For his part, Pyne notes that many Western military analysts thought that Russia would employ far more assertive methods of war and would disable Ukraine’s critical infrastructure including its internet, electrical power, command and control and transportation system. Neither did Russia resort to unconventional technologies including cyber and Electromagnetic Pulse (EMP) weapons, he acknowledges.
"If the Biden administration has any issues with the level of death and destruction occurring in the war in Ukraine, it should take positive steps to mediate a compromise peace agreement to end the war rather than doing everything it can to prolong it unnecessarily," Pyne says.
Ritter voices a similar stance: "If NATO didn't want the electrical grid and the dam [hit], then NATO shouldn’t have built up an army that threatened the Russian positions. This is the reality of war."
Kiev Bears Responsibility for Rejecting Peace Talks
At the same time, Pyne believes that "Russia is justified in attacking Ukraine’s critical infrastructure given that its mostly reasonable peace offers have been rejected by Ukraine over the past six months."

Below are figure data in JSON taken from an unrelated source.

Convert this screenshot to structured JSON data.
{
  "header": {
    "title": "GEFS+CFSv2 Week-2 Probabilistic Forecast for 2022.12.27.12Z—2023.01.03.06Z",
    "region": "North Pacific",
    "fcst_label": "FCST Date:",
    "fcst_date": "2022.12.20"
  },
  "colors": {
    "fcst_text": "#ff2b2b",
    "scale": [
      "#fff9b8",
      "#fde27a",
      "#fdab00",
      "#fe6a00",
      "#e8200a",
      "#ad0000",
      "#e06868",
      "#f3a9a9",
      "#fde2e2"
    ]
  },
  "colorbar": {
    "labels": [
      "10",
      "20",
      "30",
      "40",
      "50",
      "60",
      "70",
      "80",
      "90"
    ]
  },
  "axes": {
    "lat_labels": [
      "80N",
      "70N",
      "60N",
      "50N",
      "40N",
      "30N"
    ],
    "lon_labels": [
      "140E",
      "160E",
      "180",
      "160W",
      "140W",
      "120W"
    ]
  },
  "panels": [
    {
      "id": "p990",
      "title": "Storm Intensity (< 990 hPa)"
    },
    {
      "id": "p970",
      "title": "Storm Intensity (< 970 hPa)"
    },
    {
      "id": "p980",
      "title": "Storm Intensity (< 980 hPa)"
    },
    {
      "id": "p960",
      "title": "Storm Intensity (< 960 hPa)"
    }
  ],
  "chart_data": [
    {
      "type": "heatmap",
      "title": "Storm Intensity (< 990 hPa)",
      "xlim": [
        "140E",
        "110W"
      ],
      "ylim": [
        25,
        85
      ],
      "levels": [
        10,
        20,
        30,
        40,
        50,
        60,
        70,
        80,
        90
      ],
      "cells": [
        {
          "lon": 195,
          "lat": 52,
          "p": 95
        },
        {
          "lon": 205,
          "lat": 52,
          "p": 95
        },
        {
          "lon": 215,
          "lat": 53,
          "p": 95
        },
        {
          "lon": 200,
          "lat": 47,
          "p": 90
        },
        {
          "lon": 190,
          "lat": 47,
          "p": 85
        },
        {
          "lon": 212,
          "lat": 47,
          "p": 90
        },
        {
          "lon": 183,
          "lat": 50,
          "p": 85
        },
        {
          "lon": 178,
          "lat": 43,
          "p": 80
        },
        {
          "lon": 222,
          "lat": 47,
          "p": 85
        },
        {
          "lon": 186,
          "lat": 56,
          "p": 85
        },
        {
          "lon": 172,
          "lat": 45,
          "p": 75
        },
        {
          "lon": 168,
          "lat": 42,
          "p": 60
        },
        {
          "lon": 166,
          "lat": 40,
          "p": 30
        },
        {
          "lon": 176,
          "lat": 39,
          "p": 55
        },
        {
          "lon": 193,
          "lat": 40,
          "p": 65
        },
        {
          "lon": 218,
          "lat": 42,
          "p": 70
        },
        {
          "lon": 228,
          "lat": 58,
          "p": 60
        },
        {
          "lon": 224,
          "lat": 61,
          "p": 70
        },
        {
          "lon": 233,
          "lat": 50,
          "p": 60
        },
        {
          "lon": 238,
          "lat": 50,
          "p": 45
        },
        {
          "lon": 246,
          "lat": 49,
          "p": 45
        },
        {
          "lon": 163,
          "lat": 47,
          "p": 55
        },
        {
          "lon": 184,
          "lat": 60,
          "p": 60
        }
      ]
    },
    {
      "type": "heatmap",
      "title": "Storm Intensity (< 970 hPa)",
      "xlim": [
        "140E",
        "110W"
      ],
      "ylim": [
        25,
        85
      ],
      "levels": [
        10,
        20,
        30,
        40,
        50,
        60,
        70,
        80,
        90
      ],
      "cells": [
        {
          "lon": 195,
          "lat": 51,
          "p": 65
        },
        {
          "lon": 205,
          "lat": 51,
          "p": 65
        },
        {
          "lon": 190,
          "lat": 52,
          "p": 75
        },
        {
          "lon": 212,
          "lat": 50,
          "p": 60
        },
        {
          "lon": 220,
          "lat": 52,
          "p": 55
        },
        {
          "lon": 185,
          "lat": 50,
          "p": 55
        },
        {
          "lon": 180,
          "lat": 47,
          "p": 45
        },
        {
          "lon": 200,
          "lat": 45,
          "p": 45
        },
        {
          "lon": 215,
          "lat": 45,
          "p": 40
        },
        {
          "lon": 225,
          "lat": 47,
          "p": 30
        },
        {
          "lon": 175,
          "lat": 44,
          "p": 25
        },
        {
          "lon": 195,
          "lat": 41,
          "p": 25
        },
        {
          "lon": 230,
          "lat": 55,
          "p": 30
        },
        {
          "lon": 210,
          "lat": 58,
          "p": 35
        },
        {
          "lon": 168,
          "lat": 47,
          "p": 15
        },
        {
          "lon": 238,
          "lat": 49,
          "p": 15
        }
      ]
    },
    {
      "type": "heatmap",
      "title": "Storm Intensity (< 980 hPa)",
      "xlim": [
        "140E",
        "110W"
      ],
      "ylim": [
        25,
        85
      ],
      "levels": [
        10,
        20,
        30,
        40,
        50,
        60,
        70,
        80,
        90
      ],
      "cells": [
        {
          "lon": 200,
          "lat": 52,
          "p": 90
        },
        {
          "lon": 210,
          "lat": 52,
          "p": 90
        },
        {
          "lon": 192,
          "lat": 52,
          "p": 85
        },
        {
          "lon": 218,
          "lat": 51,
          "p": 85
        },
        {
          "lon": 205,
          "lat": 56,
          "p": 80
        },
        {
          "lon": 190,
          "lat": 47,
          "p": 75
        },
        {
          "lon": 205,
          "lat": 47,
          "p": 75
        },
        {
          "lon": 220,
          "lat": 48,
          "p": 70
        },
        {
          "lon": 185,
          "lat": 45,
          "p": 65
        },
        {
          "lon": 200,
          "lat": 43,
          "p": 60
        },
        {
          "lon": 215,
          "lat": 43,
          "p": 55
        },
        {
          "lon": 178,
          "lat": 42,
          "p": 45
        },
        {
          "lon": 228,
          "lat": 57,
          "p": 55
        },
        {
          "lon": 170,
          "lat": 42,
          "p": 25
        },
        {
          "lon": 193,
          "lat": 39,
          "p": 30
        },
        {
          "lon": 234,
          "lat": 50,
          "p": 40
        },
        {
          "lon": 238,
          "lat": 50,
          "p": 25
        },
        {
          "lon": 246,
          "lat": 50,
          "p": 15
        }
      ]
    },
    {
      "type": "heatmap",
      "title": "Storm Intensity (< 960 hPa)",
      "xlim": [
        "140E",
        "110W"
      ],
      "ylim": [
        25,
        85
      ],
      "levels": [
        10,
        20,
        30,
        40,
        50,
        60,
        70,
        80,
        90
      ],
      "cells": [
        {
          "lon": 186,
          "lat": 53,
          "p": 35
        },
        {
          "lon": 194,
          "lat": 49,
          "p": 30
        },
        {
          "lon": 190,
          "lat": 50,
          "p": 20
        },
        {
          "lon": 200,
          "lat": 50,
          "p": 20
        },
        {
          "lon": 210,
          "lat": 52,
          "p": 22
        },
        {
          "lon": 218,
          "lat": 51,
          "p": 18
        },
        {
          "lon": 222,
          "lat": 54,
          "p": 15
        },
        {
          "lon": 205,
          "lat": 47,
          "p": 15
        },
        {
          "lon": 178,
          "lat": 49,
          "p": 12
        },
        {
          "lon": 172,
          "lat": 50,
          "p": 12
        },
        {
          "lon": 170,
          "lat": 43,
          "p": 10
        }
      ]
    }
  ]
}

The EMP Task Force scholar refers to a series of Russo-Ukraine peace talks which led to preliminary agreements on March 29 in Istanbul and Moscow's voluntary withdrawal of troops from Kiev. Nonetheless, the Zelensky government made a U-turn after that and backpedalled on peace negotiations.
"From the Russian perspective, it has been fighting a mostly defensive, preventive war in Ukraine to prevent Ukraine from becoming a member of NATO, which it views as an existential threat to the Russian Federation," the former Pentagon officer notes. "As Dr. John Meersheimer has stated, the US would act the same way under similar circumstances for example if Texas declared independence from the US and became a de-facto member of the Shanghai Cooperation Organization."
In December 2021, Russia proposed draft security agreements to the US and NATO. The documents looked to diffuse tensions sparked by the transatlantic alliance's decades-long eastward expansion and Washington's efforts to arm Ukraine and create new military installations on Russia's doorstep. The drafts envisaged Ukraine's non-admission to the military bloc, non-deployment of offensive weapon systems near Russia's borders, and the return of NATO's European capabilities and infrastructure to 1997 levels. However, the US, NATO and the EU rejected the agreements' key provisions leaving Moscow no other alternative but to take preventive measures of demilitarizing and de-Nazifying Ukraine.
"The only vital US national security interest in Ukraine is to prevent the war from escalating to a full-scale shooting war between NATO and Russia," insists Pyne. "Given that Ukrainian President Zelensky has repeatedly stated his foremost objective is to embroil NATO in a war with Russia, the US should have cut off all lethal military assistance to Ukraine back in April and essentially declared its benevolent neutrality in the conflict."
The only hope Ukraine has of winning is with a fair and reasonable compromise peace agreement, Pyne emphasizes. As of yet, however, Kiev has shredded any calls to broker peace with the US State Department-funded Ukrainian Center to Counter Disinformation denouncing Pyne, the author of the 15-point Russia-Ukraine peace proposal, as "an information terrorist subject to being tried as a war criminal."